England entered an agricultural depression in the 1870s, brought on in part by the completion of the first transcontinental railroad across the United States in 1869. (This made it easier and cheaper for American goods to complete with British goods.) Rural workers unable to get jobs, flocked to British cities, causing urban population to double between 1851 and 1881. Less profitable farming, meant farms had to become larger in order to turn a profit, so smaller farms were bought out by larger farm owners. Machines, like the steam threshing machine at Flintcomb-Ash, made agricultural workers less in demand. The large landowners felt no connection with the families living on their land, so to not renew their leases-as was done to Tess’s family on Old Ladies Day-was a question of economic good sense, nothing more. Hardy criticized this practice in “The Dorsetshire Labourer,” an essay published in Longman’s magazine in July 1883 quoted in Martin Seymour-Smith’s biography of Hardy. “But the question of the Dorset cottager,” Hardy notes, “here merges in that of all the houseless and landless poor and the vast topic of the Rights of Man.”
C Women in Victorian Society
In Tess Hardy considers both the “Rights of Man” and, with equal sympathy, the rights of women. Women of the Victorian era were idealized as the helpmate of man, the keeper of the home, and the “weaker sex.” Heroines in popular fiction were expected to be frail and virtuous. The thought that Hardy subtitled his novel “A Pure Woman” infuriated some Victorian critics, because it flew in the face of all they held sacred.

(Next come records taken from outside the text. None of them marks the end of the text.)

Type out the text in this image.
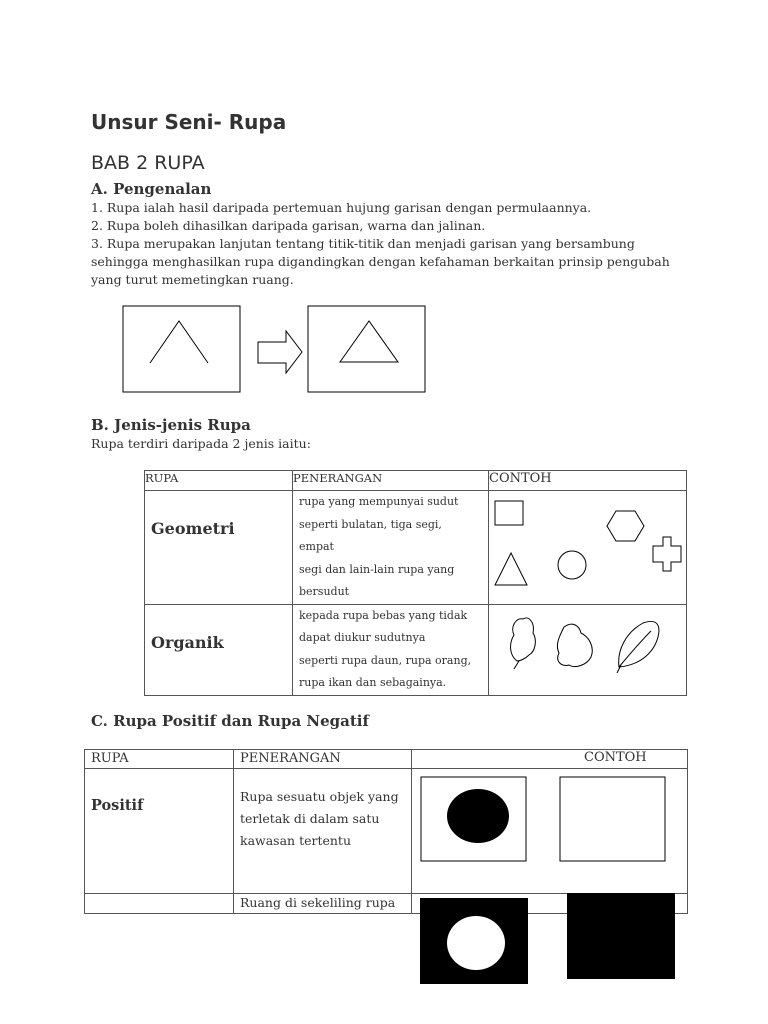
Unsur Seni- Rupa
BAB 2 RUPA
A. Pengenalan

1. Rupa ialah hasil daripada pertemuan hujung garisan dengan permulaannya.

2. Rupa boleh dihasilkan daripada garisan, warna dan jalinan.

3. Rupa merupakan lanjutan tentang titik-titik dan menjadi garisan yang bersambung sehingga menghasilkan rupa digandingkan dengan kefahaman berkaitan prinsip pengubah yang turut memetingkan ruang.

B. Jenis-jenis Rupa
Rupa terdiri daripada 2 jenis iaitu:
RUPA	PENERANGAN	CONTOH
Geometri	rupa yang mempunyai sudut
seperti bulatan, tiga segi,
empat
segi dan lain-lain rupa yang
bersudut

Organik	kepada rupa bebas yang tidak
dapat diukur sudutnya
seperti rupa daun, rupa orang,
rupa ikan dan sebagainya.

C. Rupa Positif dan Rupa Negatif
RUPA	PENERANGAN	CONTOH
Positif	Rupa sesuatu objek yang
terletak di dalam satu
kawasan tertentu	

	Ruang di sekeliling rupa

For while the Victorian era was a time of national pride and belief in British superiority, it was also an age best-remembered for its emphasis on a strict code of morality, unequally applied to men and women. The term Victorian has come to refer to any person or group with a narrow, uncompromising sense of right and wrong. Women were not only discriminated against by the moral code, but they were also discriminated against by the legal code of the day. Until the 1880s married women were unable to hold property in their own name; and the wages of rural workers would go directly to the husband, even if he failed to provide anything for his family. The Matrimonial Causes Act of 1857 granted the right to a divorce to both men and women on the basis of adultery but, in order to divorce her husband, a women would have to further prove gross cruelty or desertion. Women who sought divorce for whatever reason were ostracized from polite society. Women, like children, were best “seen, but not heard,” or as Seymour-Smith observes, “The Victorian middle-class wife … was admired upon her pedestal of moral superiority only so long as she remained there silently.”